Photos de Lionel Seité


Parler du Yin/Yang, c'est décrire les couleurs de l'ombre. Sa danse spiralée ne passe pas par les mots, elle est plus subtile. Comme tout ce qui nous vient de Chine, le Yin/Yang ne se prouve pas, il s'éprouve. Seul le corps peut se mettre à son écoute, vibrer à son unisson. La simple pratique du "mouvement à deux" en apprend beaucoup plus sur le Yin/Yang que tous les discours. Ce mouvement se nomme en chinois Dui Shou [1], ce qui veut signifie littéralement "couplage (par les) mains". Un nom qui s'explique par le contact, caractéristique de ce mouvement, mais qui parle aussi d'une autre mise en relation, plus subtile, plus personnelle : celle de chaque partenaire avec le rythme profond du Yin/Yang.

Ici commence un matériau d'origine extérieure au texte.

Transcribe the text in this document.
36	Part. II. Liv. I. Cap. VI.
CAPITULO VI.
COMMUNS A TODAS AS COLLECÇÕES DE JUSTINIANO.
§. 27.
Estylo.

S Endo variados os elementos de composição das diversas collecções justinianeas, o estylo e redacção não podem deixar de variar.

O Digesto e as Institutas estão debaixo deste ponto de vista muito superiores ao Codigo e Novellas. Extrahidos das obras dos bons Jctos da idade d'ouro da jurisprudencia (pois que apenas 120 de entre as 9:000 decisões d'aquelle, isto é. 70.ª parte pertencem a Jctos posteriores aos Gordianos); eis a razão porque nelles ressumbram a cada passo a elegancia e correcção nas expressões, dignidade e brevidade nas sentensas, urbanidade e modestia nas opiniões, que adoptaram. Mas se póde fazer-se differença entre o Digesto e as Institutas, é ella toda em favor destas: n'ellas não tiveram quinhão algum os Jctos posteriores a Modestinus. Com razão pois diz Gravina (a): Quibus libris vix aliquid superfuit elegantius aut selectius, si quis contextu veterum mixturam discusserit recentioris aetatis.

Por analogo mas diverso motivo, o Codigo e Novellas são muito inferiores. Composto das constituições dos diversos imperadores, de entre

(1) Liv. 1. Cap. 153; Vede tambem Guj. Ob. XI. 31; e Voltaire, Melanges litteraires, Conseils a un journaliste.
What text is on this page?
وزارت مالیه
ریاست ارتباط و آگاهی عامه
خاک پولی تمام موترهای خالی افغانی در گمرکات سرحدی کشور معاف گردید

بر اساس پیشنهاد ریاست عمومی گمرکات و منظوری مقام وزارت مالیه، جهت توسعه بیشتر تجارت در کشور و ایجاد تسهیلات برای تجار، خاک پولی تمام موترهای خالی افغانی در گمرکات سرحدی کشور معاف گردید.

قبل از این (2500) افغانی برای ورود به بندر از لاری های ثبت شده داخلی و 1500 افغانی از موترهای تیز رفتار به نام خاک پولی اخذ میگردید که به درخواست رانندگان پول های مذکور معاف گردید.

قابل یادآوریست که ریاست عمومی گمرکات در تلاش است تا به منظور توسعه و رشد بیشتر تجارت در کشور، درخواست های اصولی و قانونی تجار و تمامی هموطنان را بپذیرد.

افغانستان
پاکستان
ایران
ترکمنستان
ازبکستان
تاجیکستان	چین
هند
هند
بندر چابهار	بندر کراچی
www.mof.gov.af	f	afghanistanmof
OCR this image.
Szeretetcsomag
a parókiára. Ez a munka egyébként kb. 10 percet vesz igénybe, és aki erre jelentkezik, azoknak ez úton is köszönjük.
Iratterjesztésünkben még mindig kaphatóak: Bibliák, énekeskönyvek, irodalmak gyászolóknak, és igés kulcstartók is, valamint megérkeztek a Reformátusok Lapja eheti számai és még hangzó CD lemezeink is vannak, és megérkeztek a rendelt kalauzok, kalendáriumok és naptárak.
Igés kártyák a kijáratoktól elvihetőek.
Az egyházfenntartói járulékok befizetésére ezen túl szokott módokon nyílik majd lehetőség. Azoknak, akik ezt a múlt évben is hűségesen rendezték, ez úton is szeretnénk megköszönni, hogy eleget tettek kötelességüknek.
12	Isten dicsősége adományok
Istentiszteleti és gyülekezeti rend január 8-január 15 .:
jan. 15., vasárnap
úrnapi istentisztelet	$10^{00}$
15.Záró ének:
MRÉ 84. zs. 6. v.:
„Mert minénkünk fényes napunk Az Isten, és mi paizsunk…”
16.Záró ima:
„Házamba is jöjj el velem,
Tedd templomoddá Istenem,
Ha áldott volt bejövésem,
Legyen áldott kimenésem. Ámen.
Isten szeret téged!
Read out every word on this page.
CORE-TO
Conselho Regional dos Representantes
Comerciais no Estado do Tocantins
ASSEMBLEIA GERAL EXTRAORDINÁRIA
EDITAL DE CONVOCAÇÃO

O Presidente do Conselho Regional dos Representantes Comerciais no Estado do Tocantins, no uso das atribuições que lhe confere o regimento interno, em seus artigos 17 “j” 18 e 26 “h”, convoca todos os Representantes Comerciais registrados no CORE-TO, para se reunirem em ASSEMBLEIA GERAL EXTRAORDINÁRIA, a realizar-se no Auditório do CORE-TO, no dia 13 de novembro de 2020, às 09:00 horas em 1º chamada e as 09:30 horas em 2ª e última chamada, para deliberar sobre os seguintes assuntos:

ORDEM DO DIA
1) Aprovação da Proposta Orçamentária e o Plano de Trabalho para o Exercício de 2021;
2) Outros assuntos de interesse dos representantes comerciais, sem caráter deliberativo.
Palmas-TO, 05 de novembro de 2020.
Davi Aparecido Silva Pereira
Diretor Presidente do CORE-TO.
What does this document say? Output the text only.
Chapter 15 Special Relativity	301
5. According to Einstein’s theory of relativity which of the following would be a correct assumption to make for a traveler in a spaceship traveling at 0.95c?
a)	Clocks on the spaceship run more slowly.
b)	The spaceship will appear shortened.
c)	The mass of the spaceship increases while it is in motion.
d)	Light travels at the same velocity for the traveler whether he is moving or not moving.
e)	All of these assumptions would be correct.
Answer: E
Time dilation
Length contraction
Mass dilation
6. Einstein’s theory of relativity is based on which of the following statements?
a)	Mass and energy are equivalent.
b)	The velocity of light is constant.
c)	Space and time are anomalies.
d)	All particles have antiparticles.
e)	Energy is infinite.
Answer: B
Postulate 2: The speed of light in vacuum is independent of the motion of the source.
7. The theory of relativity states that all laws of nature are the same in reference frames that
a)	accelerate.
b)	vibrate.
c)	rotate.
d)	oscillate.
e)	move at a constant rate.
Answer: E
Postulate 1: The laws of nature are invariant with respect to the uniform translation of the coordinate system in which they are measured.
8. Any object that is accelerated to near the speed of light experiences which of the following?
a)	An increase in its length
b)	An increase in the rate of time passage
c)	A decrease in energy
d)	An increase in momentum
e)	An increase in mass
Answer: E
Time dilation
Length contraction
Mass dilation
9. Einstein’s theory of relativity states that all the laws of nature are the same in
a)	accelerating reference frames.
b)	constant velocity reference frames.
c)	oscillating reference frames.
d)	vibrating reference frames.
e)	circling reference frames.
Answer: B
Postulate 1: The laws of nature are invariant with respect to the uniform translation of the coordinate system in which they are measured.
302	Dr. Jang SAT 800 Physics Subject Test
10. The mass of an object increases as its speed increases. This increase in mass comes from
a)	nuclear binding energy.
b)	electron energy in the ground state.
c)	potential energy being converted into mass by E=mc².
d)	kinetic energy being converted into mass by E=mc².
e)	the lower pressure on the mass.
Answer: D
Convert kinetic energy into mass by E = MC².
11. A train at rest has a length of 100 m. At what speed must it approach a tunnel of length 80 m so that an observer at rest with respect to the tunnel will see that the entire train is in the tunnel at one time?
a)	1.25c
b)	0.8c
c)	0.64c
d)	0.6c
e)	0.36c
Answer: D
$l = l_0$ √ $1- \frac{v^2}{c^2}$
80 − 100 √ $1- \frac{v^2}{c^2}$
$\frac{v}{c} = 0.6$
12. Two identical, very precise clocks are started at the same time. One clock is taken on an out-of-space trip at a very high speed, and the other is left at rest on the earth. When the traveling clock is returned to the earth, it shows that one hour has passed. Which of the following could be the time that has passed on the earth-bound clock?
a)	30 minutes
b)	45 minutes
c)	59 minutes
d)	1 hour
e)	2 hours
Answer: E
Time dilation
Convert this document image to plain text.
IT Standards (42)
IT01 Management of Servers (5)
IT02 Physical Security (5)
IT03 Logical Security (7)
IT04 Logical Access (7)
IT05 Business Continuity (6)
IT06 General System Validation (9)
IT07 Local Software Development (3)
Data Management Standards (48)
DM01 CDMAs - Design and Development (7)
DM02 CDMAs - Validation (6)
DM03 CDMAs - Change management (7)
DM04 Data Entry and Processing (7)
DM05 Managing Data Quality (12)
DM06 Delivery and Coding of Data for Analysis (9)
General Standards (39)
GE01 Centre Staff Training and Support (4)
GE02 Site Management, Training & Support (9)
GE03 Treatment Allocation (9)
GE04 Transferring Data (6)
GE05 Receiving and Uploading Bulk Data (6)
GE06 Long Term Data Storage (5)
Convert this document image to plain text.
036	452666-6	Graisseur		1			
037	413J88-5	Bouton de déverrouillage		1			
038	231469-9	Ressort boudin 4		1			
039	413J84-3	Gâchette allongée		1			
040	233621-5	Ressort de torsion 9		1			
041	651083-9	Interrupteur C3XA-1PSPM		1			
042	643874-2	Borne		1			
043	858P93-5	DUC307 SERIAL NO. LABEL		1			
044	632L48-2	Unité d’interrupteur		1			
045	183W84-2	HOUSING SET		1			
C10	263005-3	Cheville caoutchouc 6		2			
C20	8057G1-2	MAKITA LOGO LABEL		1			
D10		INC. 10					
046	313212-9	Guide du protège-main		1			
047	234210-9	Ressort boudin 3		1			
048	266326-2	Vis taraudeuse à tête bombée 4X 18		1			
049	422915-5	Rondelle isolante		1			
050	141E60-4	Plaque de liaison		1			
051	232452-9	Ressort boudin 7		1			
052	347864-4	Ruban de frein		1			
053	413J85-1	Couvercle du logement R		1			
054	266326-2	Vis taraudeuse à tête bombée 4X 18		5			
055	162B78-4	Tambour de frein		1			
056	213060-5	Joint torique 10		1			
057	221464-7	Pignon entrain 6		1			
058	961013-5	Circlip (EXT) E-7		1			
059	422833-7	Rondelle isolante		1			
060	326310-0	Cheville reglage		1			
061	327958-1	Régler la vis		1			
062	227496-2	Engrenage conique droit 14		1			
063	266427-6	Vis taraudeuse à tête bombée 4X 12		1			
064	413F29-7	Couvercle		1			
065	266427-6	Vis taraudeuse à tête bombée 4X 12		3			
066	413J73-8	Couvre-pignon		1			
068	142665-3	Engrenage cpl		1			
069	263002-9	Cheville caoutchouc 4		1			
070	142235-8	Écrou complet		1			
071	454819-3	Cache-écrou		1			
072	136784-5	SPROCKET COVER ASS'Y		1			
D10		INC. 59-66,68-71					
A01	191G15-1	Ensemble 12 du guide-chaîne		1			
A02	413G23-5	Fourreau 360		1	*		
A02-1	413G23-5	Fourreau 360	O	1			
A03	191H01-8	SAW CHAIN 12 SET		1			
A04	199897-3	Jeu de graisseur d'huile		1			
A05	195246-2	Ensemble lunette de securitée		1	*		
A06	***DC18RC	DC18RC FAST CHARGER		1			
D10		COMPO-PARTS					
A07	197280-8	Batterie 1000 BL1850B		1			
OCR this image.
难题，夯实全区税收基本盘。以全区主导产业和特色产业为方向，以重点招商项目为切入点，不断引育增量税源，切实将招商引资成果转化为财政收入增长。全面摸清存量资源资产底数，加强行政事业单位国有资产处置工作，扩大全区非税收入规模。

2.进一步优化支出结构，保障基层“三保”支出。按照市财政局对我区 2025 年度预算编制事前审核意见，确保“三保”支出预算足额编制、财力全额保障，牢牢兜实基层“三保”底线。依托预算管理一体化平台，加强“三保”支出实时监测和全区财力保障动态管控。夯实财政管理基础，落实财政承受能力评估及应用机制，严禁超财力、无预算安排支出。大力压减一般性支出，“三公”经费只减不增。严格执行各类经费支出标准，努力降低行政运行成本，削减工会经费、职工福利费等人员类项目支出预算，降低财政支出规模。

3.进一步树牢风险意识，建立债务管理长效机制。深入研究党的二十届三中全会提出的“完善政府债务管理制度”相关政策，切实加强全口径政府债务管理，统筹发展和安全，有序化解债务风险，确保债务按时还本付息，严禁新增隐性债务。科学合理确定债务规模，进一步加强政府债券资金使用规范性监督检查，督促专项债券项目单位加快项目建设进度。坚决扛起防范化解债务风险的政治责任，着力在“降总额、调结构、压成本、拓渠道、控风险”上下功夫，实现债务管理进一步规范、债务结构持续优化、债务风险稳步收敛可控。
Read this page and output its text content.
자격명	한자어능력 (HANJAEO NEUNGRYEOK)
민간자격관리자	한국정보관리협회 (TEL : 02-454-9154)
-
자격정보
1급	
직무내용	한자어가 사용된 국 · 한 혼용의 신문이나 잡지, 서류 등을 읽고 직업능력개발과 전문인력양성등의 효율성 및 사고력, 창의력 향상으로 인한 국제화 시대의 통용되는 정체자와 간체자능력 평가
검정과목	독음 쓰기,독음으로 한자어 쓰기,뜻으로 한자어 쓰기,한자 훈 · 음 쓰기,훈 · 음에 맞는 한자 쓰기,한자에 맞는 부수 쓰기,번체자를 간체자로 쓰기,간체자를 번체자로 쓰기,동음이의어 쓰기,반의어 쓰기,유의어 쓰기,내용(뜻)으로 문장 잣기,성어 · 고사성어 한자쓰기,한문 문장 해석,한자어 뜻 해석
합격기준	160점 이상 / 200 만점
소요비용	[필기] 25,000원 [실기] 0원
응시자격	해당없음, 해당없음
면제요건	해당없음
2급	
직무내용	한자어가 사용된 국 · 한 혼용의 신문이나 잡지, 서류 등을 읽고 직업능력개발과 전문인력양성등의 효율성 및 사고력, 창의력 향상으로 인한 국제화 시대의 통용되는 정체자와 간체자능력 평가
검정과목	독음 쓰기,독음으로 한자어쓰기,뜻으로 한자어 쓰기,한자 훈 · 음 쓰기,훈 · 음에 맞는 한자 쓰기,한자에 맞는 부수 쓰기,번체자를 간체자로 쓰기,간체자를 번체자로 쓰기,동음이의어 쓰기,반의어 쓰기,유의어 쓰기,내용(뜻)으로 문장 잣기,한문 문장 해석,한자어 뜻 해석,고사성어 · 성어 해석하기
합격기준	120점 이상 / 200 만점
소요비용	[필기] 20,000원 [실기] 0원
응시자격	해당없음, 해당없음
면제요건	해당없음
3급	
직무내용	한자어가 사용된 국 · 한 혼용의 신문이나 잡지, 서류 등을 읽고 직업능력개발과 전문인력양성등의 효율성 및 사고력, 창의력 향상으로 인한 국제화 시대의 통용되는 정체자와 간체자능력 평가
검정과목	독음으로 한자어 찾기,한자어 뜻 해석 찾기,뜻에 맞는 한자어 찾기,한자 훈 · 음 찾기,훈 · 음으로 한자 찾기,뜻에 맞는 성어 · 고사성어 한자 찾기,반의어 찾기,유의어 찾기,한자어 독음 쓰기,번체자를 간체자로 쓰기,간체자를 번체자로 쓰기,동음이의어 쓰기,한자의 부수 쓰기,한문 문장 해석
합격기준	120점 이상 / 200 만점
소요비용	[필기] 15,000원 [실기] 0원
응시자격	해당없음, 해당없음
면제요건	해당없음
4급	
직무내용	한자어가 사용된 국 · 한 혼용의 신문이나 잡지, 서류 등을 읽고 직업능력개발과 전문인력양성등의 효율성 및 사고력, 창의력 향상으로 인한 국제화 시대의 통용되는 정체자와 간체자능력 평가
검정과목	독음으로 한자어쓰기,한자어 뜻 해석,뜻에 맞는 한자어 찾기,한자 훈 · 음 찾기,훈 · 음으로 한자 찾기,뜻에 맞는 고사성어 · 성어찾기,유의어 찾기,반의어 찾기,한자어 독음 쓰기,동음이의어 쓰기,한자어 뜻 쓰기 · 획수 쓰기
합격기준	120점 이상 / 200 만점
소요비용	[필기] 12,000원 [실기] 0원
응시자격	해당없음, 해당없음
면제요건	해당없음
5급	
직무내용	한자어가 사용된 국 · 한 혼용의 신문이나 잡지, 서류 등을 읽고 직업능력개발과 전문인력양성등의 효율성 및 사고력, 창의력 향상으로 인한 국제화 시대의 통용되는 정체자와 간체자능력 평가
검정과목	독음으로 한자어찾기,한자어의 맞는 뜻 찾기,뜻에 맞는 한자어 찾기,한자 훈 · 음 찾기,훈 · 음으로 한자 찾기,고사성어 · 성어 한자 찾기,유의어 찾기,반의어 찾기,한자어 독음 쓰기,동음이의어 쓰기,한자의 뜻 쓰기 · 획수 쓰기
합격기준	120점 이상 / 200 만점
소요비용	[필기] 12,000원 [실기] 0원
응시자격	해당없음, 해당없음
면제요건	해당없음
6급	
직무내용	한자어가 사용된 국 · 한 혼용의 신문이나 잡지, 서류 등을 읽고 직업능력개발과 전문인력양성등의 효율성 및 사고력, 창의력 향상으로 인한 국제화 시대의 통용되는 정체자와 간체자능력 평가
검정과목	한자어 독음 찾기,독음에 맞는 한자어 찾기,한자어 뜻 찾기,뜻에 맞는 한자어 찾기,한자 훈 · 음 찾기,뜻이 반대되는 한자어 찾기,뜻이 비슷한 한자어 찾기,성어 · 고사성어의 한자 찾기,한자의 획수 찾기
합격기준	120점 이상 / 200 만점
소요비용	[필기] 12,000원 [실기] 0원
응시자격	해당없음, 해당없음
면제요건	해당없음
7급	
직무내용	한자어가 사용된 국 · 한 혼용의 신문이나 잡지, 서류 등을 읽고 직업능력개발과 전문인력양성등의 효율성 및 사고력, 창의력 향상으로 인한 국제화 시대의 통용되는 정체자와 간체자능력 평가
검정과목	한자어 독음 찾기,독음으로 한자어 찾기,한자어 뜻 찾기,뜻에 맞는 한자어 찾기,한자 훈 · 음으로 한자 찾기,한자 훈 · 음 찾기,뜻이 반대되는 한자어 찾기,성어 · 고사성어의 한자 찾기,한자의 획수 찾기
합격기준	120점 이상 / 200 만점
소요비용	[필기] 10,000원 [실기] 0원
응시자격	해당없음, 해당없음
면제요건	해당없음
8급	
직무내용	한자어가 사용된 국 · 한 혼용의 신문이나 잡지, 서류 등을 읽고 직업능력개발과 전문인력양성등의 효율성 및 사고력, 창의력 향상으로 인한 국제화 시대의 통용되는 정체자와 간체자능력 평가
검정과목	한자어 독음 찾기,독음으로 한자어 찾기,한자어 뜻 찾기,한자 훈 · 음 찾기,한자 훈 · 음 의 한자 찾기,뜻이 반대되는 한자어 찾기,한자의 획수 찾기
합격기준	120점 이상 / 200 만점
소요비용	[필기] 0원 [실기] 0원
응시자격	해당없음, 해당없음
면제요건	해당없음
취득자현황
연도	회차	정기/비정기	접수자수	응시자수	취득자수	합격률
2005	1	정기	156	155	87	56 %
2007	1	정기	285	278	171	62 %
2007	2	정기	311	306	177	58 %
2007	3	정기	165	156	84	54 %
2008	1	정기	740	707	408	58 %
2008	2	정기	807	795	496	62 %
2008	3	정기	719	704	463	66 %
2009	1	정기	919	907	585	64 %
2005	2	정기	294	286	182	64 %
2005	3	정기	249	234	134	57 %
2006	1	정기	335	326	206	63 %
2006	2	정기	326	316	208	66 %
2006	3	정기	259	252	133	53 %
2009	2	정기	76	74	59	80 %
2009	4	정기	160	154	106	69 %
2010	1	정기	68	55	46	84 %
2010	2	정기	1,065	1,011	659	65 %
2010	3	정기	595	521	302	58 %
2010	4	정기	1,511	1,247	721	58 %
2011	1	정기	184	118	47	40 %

Ce rythme, pour l'esprit chinois, se confond avec le rythme même de la Vie. Or la vie, en Chine comme ailleurs, ne s'explique pas ; le corps la ressent, pas l'esprit. Sur cette évidence, les Sages de l'Antiquité chinoise ont relié le corps et l'esprit dans une relation énergétique. Un des résultats de ce point de vue est cet art physique que vous pratiquez, que vous étudiez, que vous enseignez : le Tai Ji Quan (Tai Chi Chuan). Pour le profane, cela ressemble à une gymnastique lente, mais vous savez mieux que moi que ça n'a rien à voir avec une gymnastique. Ce n'est pas de muscles qu'il s'agit. À la source du Tai Ji Quan, il n'y a pas tellement le corps, mais plutôt la vie. Le corps ne sera que le violon sur lequel chacun jouera, à sa façon, sa partition dans la grande mélodie de la vie qui anime toutes choses "sous-le-Ciel". Du corps humain lui-même, de cet instrument subtil, les Chinois ont une perception complètement différente de la nôtre. Comparée aux autres grandes civilisations du globe, la civilisation chinoise est une de celle qui s'est le plus préoccupée du corps humain. Pourtant, il conviendrait mieux de parler de son fonctionnement plutôt que du corps humain à proprement parler. En effet, ils ne le voient pas comme un ensemble de chairs, mais comme un réseau de flux. Tout se passe comme si il n'y avait pas en Chine d'image du corps. De fait, ils en ont carrément négligé la représentation dans leur art. La culture chinoise, qui a créé une médecine étonnante, toute faite d'énergie et de massages, d'aiguilles et de plantes, ne s'est jamais préoccupée d'anatomie. Les peintres et les sculpteurs encore moins. Les rares portraits de personnages réels ou mythiques qu'elle nous a légués sont figés et conventionnels, seul le regard vit. Quant aux statues, d'empereurs, de héros ou de dieux, elles sont absentes des palais, très rares dans les temples et toujours noblement vêtues.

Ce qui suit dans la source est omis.